À toutes fins utiles, on rappellera qu’en 2009, Herman Van Rompuy, alors occupant du 16 rue de la Loi, avait soigneusement caché son jeu jusqu’au moment il avait été nommé président du Conseil européen. Mais on soulignera aussi que dans ce genre d’exercice, ce n’est pas nécessairement celles et ceux dont le nom est tôt cité qui franchissent la ligne d’arrivée. On sera fixé dans un mois sur les chances de M. Michel.
Des leaders ont la gueule de bois
Les Vingt-Huit se sont réunis ce mardi soir pour négocier l’attribution des grands postes européens. Reste que certains chefs d’État et de gouvernement risquaient d’avoir la tête ailleurs, embarrassés par la situation dans leur pays. À commencer par le Belge Charles Michel, chef d’un gouvernement démissionnaire et désormais affaibli par le net recul de son parti, le MR, lors des élections fédérales, régionales et européennes du 26 mai.

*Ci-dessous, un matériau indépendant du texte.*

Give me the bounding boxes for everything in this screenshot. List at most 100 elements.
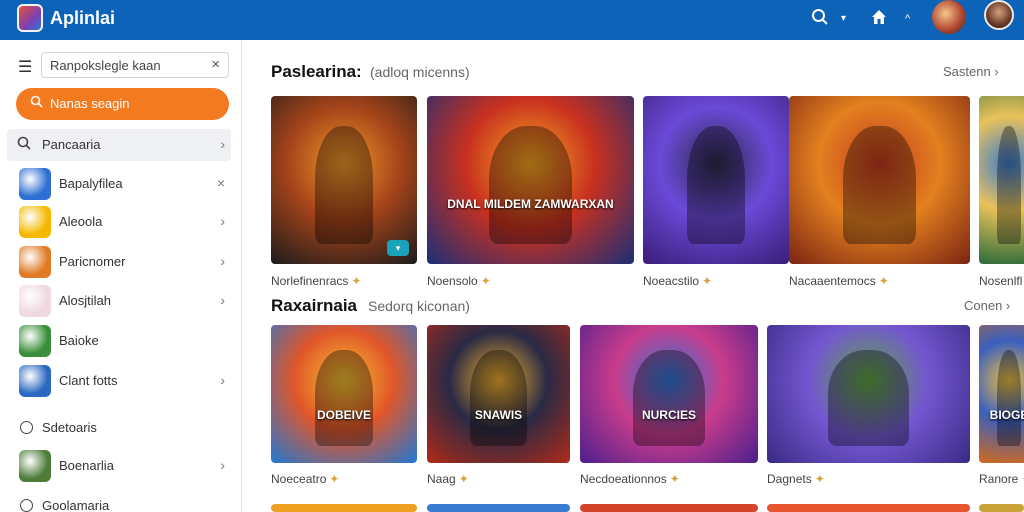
game-card[interactable]: BIOGE [979, 325, 1024, 463]
card-caption-text: Naag [427, 472, 456, 486]
game-card[interactable] [643, 96, 789, 264]
star-icon: ✦ [458, 472, 469, 486]
card-artwork [997, 349, 1021, 447]
search-icon [17, 136, 31, 153]
card-title: DOBEIVE [316, 407, 371, 422]
card-badge: ▾ [387, 240, 409, 256]
sidebar-item[interactable]: Pancaaria › [7, 129, 231, 161]
card-caption: Noensolo ✦ [427, 274, 491, 288]
card-artwork [314, 349, 374, 447]
sidebar-item[interactable]: Alosjtilah › [7, 285, 231, 317]
card-caption-text: Norlefinenracs [271, 274, 349, 288]
sidebar-item-label: Aleoola [59, 214, 103, 229]
game-card[interactable] [767, 325, 970, 463]
sidebar-item-label: Paricnomer [59, 254, 126, 269]
card-caption-text: Nacaaentemocs [789, 274, 876, 288]
card-artwork [686, 126, 746, 244]
app-logo-icon[interactable] [17, 4, 43, 32]
radio-icon[interactable] [20, 421, 33, 434]
app-thumbnail [19, 285, 51, 317]
card-artwork [827, 349, 910, 447]
star-icon: ✦ [814, 472, 825, 486]
see-more-label: Conen [964, 298, 1003, 313]
card-caption-text: Noeceatro [271, 472, 327, 486]
sidebar-item[interactable]: Aleoola › [7, 206, 231, 238]
star-icon: ✦ [702, 274, 713, 288]
game-card[interactable]: NURCIES [580, 325, 758, 463]
sidebar-item-label: Goolamaria [42, 498, 110, 512]
card-caption: Necdoeationnos ✦ [580, 472, 680, 486]
close-icon[interactable]: × [211, 56, 220, 73]
sidebar-item-label: Baioke [59, 333, 99, 348]
sidebar-item-label: Pancaaria [42, 137, 101, 152]
star-icon: ✦ [480, 274, 491, 288]
menu-icon[interactable]: ☰ [18, 57, 32, 77]
avatar[interactable] [932, 0, 966, 34]
close-icon[interactable]: × [217, 175, 225, 191]
game-card[interactable] [979, 96, 1024, 264]
card-artwork [997, 126, 1021, 244]
chevron-down-icon[interactable]: ▾ [841, 8, 846, 30]
game-card[interactable] [271, 504, 417, 512]
card-caption: Naag ✦ [427, 472, 469, 486]
see-more-link[interactable]: Conen › [964, 298, 1010, 313]
game-card[interactable] [979, 504, 1024, 512]
card-caption: Nosenlfl✦ [979, 274, 1024, 288]
sidebar-item-label: Sdetoaris [42, 420, 97, 435]
card-caption-text: Necdoeationnos [580, 472, 667, 486]
search-input-value: Ranpokslegle kaan [50, 58, 161, 73]
user-avatar[interactable] [984, 0, 1014, 30]
see-more-label: Sastenn [943, 64, 991, 79]
game-card[interactable]: DOBEIVE [271, 325, 417, 463]
sidebar-item-label: Alosjtilah [59, 293, 112, 308]
app-thumbnail [19, 246, 51, 278]
game-card[interactable]: DNAL MILDEM ZAMWARXAN [427, 96, 634, 264]
card-artwork [469, 349, 528, 447]
card-title: BIOGE [989, 407, 1024, 422]
app-thumbnail [19, 206, 51, 238]
game-card[interactable] [427, 504, 570, 512]
game-card[interactable] [789, 96, 970, 264]
see-more-link[interactable]: Sastenn › [943, 64, 999, 79]
chevron-right-icon: › [990, 64, 999, 79]
top-bar: Aplinlai ▾ ^ [0, 0, 1024, 40]
card-title: SNAWIS [474, 407, 523, 422]
search-button-label: Nanas seagin [50, 96, 130, 111]
game-card[interactable] [767, 504, 970, 512]
search-icon[interactable] [811, 8, 829, 33]
sidebar-item[interactable]: Bapalyfilea × [7, 168, 231, 200]
game-card[interactable] [580, 504, 758, 512]
section-subtitle: Sedorq kiconan) [368, 298, 470, 314]
chevron-right-icon[interactable]: › [220, 136, 225, 152]
card-title: NURCIES [641, 407, 696, 422]
game-card[interactable]: SNAWIS [427, 325, 570, 463]
sidebar-item-label: Bapalyfilea [59, 176, 123, 191]
radio-icon[interactable] [20, 499, 33, 512]
search-icon [30, 95, 43, 111]
home-icon[interactable] [870, 8, 888, 33]
sidebar-item[interactable]: Baioke [7, 325, 231, 357]
sidebar-item[interactable]: Paricnomer › [7, 246, 231, 278]
search-button[interactable]: Nanas seagin [16, 88, 229, 120]
card-caption-text: Noensolo [427, 274, 478, 288]
chevron-right-icon[interactable]: › [220, 253, 225, 269]
card-caption: Nacaaentemocs ✦ [789, 274, 889, 288]
chevron-right-icon[interactable]: › [220, 213, 225, 229]
sidebar-item[interactable]: Clant fotts › [7, 365, 231, 397]
chevron-right-icon: › [1002, 298, 1011, 313]
chevron-right-icon[interactable]: › [220, 457, 225, 473]
sidebar-item[interactable]: Boenarlia › [7, 450, 231, 482]
game-card[interactable]: ▾ [271, 96, 417, 264]
sidebar-item-label: Boenarlia [59, 458, 114, 473]
sidebar-item[interactable]: Sdetoaris [7, 412, 231, 444]
card-caption: Norlefinenracs ✦ [271, 274, 361, 288]
chevron-right-icon[interactable]: › [220, 292, 225, 308]
chevron-up-icon[interactable]: ^ [905, 8, 910, 30]
card-caption: Noeceatro ✦ [271, 472, 339, 486]
app-thumbnail [19, 450, 51, 482]
card-caption: Dagnets ✦ [767, 472, 825, 486]
search-input[interactable]: Ranpokslegle kaan × [41, 52, 229, 78]
chevron-right-icon[interactable]: › [220, 372, 225, 388]
card-artwork [843, 126, 916, 244]
sidebar-item[interactable]: Goolamaria [7, 490, 231, 512]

Il peut toutefois se consoler avec le succès de sa famille politique européenne, l’Alliance des libéraux et démocrates européens (ALDE), au niveau de l’Union. Mais Charles Michel risque de rester Premier ministre encore quelque temps, tant la constitution d’un gouvernement belge s’annonce compliquée. “Je parie que la prochaine Commission sera formée avant le prochain gouvernement belge”, a même ironisé le secrétaire général de l’exécutif européen, Martin Selmayr, lors d’un débat organisé par le site Politico.
La chancelière allemande, Angela Merkel, se retrouve aussi en difficulté, les partis de sa coalition au pouvoir ayant connu les pires résultats de l’Histoire lors des européennes. L’heure n’est pas à la fête non plus pour le président français, Emmanuel Macron. Son parti, La République en marche (LREM), a été battu par le Rassemblement national de Marine Le Pen aux européennes. Certes de peu, mais la défaite est amère pour celui qui se veut un rempart contre l’extrême droite. Le Premier ministre grec, Alexis Tsipras, a, lui, subi une telle défaite aux européennes qu’il a décidé de convoquer des élections législatives anticipées. Le chancelier autrichien, Sebastian Kurz, a, lui, été renversé lundi par le Parlement, dix jours après le scandale de l’Ibizagate qui a fait voler en éclats sa coalition avec l’extrême droite. C’est le ministre des Finances, Hartwig Loger, qui assure l’intérim au poste de chancelier.